An Update on Bad Backups and Internet Celebrity

My recent post on the Great Alpine Migration Tragedy of 2021 garnered some serious attention! I got a number of emails, a whole host of feedback on Lobste.rs, and over 100 points on Hacker News! As I understand it, that means I’m now a top internet celebrity (and eligible for the 10 KB Club). Still, I must remain humble even as I catapult toward digital infamy and thus I am here to respond to feedback, answer questions, and talk about what I’ve done to prevent something like this from happening again.

Useful Tips from Strangers

Ctrl-C is Not a Debugging Tool

That’s a good point: I’ve been advised to update my methods. Several folks pointed me towards strace. Sending the SIGUSR1 or SIGINFO signal to Tarsnap would also work. The -v flag could have been helpful as well.

Don’t Wipe Prematurely

A number of folks were confused as to why I didn’t keep the old machine around during the transition. Others detailed their own migration strategies. In general, it seems that folks agree you should keep around your old machine until you’re totally certain everything is up and running in your new setup.

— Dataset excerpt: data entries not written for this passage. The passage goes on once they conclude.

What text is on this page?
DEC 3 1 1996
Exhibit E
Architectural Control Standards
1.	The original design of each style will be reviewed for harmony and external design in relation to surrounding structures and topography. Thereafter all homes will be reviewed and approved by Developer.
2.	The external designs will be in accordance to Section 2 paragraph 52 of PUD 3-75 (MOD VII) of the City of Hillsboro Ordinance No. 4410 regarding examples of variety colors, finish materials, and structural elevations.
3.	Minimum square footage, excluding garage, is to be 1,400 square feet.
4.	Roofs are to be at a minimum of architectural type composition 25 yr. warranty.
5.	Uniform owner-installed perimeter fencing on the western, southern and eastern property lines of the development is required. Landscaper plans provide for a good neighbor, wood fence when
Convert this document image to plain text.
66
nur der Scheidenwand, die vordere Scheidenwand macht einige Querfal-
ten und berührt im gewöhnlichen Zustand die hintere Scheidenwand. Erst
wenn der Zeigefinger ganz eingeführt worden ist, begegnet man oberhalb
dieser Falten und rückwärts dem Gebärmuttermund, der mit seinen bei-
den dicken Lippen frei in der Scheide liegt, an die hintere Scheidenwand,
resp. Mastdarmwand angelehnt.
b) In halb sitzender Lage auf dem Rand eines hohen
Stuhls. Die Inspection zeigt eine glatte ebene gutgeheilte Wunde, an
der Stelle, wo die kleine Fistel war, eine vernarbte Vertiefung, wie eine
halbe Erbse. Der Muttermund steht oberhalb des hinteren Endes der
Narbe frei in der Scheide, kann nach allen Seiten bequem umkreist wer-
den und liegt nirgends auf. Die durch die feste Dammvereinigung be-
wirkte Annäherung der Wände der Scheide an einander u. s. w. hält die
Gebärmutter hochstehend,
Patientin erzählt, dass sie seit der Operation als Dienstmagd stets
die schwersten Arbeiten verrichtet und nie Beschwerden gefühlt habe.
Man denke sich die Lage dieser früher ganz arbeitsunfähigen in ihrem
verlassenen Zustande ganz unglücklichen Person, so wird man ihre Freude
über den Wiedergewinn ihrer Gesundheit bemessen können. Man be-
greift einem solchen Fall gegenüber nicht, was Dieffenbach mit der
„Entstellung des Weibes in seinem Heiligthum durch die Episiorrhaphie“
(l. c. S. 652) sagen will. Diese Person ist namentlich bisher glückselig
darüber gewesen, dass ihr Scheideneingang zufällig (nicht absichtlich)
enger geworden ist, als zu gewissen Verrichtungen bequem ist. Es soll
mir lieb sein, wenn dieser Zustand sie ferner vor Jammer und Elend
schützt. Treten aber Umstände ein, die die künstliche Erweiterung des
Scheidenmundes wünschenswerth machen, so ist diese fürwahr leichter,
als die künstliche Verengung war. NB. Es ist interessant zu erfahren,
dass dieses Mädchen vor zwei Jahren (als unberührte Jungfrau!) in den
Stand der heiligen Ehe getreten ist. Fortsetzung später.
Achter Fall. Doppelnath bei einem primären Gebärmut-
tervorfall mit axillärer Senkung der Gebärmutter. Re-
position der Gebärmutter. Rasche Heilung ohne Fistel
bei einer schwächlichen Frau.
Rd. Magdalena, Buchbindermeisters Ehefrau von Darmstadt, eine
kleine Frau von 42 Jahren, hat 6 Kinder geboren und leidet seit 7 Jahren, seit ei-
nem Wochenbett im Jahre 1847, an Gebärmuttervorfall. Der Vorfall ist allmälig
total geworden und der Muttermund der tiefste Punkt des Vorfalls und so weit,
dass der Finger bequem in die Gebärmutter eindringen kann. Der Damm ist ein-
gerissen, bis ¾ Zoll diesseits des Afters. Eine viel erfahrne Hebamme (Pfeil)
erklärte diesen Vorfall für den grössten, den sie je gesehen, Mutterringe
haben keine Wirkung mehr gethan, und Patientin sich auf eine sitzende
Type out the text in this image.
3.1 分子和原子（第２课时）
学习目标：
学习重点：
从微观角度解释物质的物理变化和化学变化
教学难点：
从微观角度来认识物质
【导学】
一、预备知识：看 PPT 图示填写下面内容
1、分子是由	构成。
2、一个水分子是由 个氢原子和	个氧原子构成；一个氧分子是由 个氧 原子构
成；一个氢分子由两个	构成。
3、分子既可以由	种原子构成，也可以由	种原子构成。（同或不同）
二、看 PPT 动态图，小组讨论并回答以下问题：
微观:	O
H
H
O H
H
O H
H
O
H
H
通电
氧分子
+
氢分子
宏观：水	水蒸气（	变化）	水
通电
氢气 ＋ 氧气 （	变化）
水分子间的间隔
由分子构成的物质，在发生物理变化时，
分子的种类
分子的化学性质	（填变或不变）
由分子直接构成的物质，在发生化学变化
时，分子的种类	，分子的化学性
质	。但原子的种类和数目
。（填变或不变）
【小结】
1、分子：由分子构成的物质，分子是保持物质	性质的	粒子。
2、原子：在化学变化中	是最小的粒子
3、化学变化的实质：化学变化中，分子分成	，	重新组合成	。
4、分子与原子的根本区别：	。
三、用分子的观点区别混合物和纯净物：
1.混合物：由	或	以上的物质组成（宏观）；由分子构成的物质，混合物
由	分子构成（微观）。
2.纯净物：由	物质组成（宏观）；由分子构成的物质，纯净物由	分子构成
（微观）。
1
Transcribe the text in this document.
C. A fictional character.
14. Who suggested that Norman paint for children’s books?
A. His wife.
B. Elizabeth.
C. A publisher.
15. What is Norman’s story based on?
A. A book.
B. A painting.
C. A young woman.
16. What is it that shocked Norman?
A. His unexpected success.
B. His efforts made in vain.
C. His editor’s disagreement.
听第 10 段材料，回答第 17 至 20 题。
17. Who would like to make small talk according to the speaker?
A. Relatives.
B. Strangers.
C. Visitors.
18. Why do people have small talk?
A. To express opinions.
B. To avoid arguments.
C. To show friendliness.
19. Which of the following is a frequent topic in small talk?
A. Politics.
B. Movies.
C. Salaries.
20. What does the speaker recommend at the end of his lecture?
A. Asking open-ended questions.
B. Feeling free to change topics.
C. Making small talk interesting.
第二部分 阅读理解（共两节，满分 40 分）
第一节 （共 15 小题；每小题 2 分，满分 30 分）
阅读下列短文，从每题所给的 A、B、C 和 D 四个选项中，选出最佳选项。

As I mention briefly in the article, I’ve actually done this in the past myself! This time, however, there was no second server. Everything was done in-place. I cannot change this, as it occurred in the past. In the future I will avoid this kind of migration.

A Restore System

A number of people took issue with my take-aways from the experience. See:

Trying to address a lack of confidence by increasing the backup frequency doesn’t make sense. The backup frequency is the most trivial thing to adjust and doesn’t address deeper issues, like the fact that you need to dump/restore databases properly and shouldn’t copy files from a live database.
by klodolph

I’ll start by saying that that increasing backup frequency from zero to anything greater than zero does, in fact, address a significant issue. I now have backups where there were none before.

Still, the point stands. Without quality backups, and quality restore strategies, the backups are not as useful as they could be.

There was some fun memeing in the Hacker News comments in response to me being a teenager. Specifically, wildmanx said that they wouldn’t hire me for their “company IT or devops or whatnot.”. Several people have a sense of humour:

Good idea to let him graduate from highschool before hiring him!
by nick__m

I’ll add for further memery that in addition to the stress of my entire server infrastructure burning, I had to deal with passing the behind-the-wheel driver’s test. I’ve now been a licensed driver for about a week and a half. Coincidentally, I got my server back running the same day I passed the test.

How I’m Doing Backups

I moved all the data in my self-hosting setup into a single directory. The files were previously all lying about my home directory, which is what led to the tragic “forgetting about .env amongst all my dotfiles” incident.

I set up a cronjob that runs the backup script acts daily, set to back up the self hosting directory. It currently keeps a buffer of 31 daily and 12 monthly backups, and keeps around yearly backups forever. It’s been running for a couple days now, and it’s all been smooth sailing so far.

To Infinity and Beyond

I’d also like to say thanks to a number of people who were especially kind, and made this a fun experience:

Graham Percival, an employee at Tarsnap Backup Inc., reached out to me directly – we had a fun and interesting email exchange.
hannu was the first to write the later much-echoed sentiment that reflecting on one’s mistakes is a useful and laudable thing to do (see also abraae and argomo).

I’m going to continue iterating my self-hosting setup. I’ve still got a couple new services I might want to throw up there. I also can’t forget about that dedicated page I promised…